Cue Column | Note Column
| Cue/Question | Notes |
|---|---|
| What defines life? | Metabolism = sum of all anabolic (constructive) + catabolic (destructive) chemical reactions. Only property: (1) present in ALL living organisms; (2) absent in ALL non-living entities. |
| Why not growth? | Crystals grow by accumulation (non-living). Dead organisms do not grow. Growth is not exclusive to life. |
| Why not reproduction? | Mules (sterile hybrid), worker bees (sterile females), infertile humans — all are alive but cannot reproduce. NOT universal. |
| Who coined "taxonomy"? | A.P. de Candolle — NOT Linnaeus. |
| Who established binomial nomenclature? | Carolus Linnaeus — in "Systema Naturae." |
| Taxonomic hierarchy? | Kingdom → Phylum/Division → Class → Order → Family → Genus → Species.
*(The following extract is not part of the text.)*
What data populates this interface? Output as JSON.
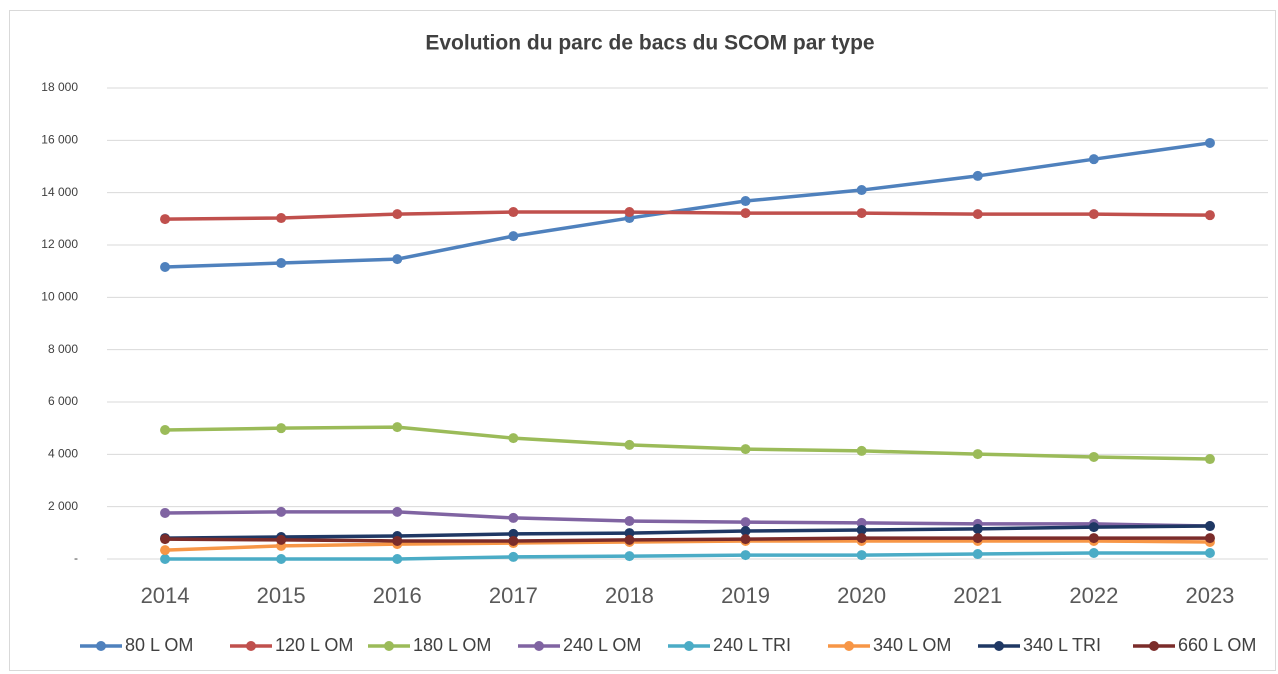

Mnemonic: "King Philip Came Over For Good Spaghetti." |
| Rules of binomial nomenclature? | (1) Genus capitalized; (2) species epithet lowercase; (3) Latin/Latinized; (4) italicized in print; (5) underlined SEPARATELY when handwritten; (6) author name abbreviated after species. |
| Basic unit of classification? | Species — defined by interbreeding + fertile offspring. |
| Most inclusive category? | Kingdom. |
| Nine taxonomic aids? | Herbarium, Botanical Garden, Museum, Zoological Park, Key (dichotomous), Flora, Monograph, Manual, Catalogue. |
| Flora vs. Monograph? | Flora = region-based (plants in an area); Monograph = taxon-based . |
| Type specimen? | Reference specimen serving as the nomenclatural standard for a species name. |
| Taxonomy vs. Systematics? | Taxonomy = identification + nomenclature + classification. Systematics = taxonomy + evolutionary/phylogenetic relationships. Systematics is broader. |
| Phylum vs. Division? | Phylum = animals; Division = plants (equivalent rank). |
Summary (Bottom Third)
The Living World chapter establishes the foundational framework for all of biology. The key insight is that METABOLISM is the only truly universal and exclusive property of life — growth has exceptions (crystals), reproduction has exceptions (mules, worker bees), and locomotion is absent in plants. The taxonomic hierarchy (K→P→C→O→F→G→S) organises biodiversity into an increasingly specific nested framework, with Species as the basic unit and Kingdom as the most inclusive. Binomial nomenclature (Linnaeus, Systema Naturae) uses Latin two-part names with specific formatting rules — especially the separate underlining when handwritten. Nine taxonomic aids support identification and study: four specimen-based (herbarium, botanical garden, museum, zoo) and five publication-based (key, flora, monograph, manual, catalogue).
NEET Priority: Metabolism as defining feature; de Candolle vs. Linnaeus distinction; separate underlining rule; hierarchy order.